The Army implemented a mandatory wear date for the ACU in April 2008. The ACU, a replacement for the Battle Dress Uniform, featured many design changes. Included among those were a different cut for the fabric, new placement for pockets and a new “digital” color pattern.
Also included were Velcro fasteners that allowed pockets to be sealed shut, sleeves to be cinched down, and rank insignia, name tapes, service tapes, patches and skill badges to be added and removed at will — without time-consuming and sometimes costly trips to clothing alterations.
Still, some Soldiers were displeased with Velcro on the uniform, Chandler said.
The Army’s new policy on attaching accouterments to the ACU will allow Soldiers to sew on rank insignia, the name tape and the service tape. Additionally, skill badges such as the Airborne, pathfinder, combat action, combat infantryman’s, and expert infantryman’s badge will also be authorized for sewing.
Currently, those badges are provided in painted metal and have to be pinned to the uniform. Pinning badges to the uniform can be a lengthy process because they have to be aligned using a ruler. The new policy will allow Soldiers to sew those badges to the uniform.
Combat and unit patches on the left and right sleeve and the U.S. flag will remain Velcro-only, the SMA said. Additionally, the ACU will continue to come with Velcro in the same locations it is now. Where a Soldier is authorized to sew something on, they will sew it on top of the Velcro.
Chandler also said Soldiers had asked for changes to how cargo pockets are fastened. Velcro had been used — now, ACUs are available with buttons used to keep the pockets closed. A similar change is being discussed for how sleeve cuffs are fastened, but Chandler said that decision will be made by the July uniform board.
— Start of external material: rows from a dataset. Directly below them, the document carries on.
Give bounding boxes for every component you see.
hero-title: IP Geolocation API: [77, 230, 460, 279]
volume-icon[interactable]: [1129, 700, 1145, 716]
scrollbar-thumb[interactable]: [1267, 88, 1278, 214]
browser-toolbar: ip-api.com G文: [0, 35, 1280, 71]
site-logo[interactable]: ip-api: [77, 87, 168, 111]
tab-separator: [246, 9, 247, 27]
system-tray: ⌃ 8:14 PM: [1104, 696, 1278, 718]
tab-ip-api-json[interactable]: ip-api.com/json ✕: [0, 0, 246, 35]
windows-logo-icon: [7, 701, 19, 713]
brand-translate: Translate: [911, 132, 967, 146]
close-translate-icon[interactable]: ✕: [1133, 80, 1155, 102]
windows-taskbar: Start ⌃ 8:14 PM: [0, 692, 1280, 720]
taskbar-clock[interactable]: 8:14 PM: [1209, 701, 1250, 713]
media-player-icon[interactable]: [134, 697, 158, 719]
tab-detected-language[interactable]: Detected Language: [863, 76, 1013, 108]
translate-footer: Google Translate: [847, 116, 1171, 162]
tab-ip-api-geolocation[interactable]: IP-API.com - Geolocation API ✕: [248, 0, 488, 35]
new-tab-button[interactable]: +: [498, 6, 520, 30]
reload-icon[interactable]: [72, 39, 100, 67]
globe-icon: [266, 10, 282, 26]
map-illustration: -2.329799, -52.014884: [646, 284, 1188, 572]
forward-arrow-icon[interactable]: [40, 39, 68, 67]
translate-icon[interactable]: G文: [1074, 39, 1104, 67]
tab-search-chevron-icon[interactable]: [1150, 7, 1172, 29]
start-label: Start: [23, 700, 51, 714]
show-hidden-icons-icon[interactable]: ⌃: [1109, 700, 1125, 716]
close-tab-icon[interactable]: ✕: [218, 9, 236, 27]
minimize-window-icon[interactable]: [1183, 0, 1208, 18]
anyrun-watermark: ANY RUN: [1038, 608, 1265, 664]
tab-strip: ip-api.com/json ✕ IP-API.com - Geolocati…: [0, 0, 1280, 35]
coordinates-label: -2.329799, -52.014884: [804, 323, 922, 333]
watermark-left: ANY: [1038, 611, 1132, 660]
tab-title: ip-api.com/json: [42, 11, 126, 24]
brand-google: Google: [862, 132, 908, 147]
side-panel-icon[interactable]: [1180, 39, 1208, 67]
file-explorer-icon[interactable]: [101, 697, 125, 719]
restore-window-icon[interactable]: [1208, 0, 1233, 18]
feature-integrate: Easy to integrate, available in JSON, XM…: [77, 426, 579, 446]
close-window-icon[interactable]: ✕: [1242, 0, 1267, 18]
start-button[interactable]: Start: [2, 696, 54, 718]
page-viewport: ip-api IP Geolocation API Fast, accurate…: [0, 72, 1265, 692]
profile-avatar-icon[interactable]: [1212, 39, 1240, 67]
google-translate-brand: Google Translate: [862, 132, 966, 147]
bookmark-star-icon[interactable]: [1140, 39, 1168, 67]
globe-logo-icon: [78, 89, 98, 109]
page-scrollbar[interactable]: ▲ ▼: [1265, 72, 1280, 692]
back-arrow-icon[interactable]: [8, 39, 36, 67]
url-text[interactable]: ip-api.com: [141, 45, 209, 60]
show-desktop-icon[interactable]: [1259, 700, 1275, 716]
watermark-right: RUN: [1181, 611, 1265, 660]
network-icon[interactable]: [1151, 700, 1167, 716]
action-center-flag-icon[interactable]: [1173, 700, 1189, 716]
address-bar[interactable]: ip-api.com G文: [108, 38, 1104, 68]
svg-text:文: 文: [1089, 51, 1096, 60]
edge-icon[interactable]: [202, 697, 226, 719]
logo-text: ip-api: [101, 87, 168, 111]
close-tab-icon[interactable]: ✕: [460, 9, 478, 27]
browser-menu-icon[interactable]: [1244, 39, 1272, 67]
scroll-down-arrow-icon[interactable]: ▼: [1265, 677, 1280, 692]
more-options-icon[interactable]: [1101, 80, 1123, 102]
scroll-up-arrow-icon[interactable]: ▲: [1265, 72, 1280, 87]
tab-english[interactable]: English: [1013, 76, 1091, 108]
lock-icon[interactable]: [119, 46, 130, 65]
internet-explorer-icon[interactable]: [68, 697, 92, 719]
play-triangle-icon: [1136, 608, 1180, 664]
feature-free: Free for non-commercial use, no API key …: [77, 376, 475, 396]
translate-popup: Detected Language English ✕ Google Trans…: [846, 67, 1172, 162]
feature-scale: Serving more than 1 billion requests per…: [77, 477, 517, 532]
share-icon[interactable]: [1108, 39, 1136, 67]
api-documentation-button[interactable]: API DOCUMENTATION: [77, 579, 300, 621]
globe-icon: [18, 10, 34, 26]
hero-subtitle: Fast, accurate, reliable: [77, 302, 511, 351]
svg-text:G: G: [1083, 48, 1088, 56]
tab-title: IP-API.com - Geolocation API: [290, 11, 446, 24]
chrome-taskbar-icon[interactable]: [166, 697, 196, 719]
A more localized uniform decision will affect Soldiers assigned to the Army’s headquarters at the Pentagon in Washington, D.C. There, Soldiers had been wearing the ACU as their daily uniform. By as early as October, those Soldiers will show up to work in the Army service uniform, Chandler said.
“Our perspective is that this is the corporate part of the Army,” he said. “The business-part of the Army is done in the Pentagon, and as a professional there are certain standards of attire associated with certain activities. For the business aspect of the Army, it is the Army service uniform.”
Implementation dates for the announced changes have not yet been decided. Soldiers should wait for direction from their commands before implementing any uniform changes.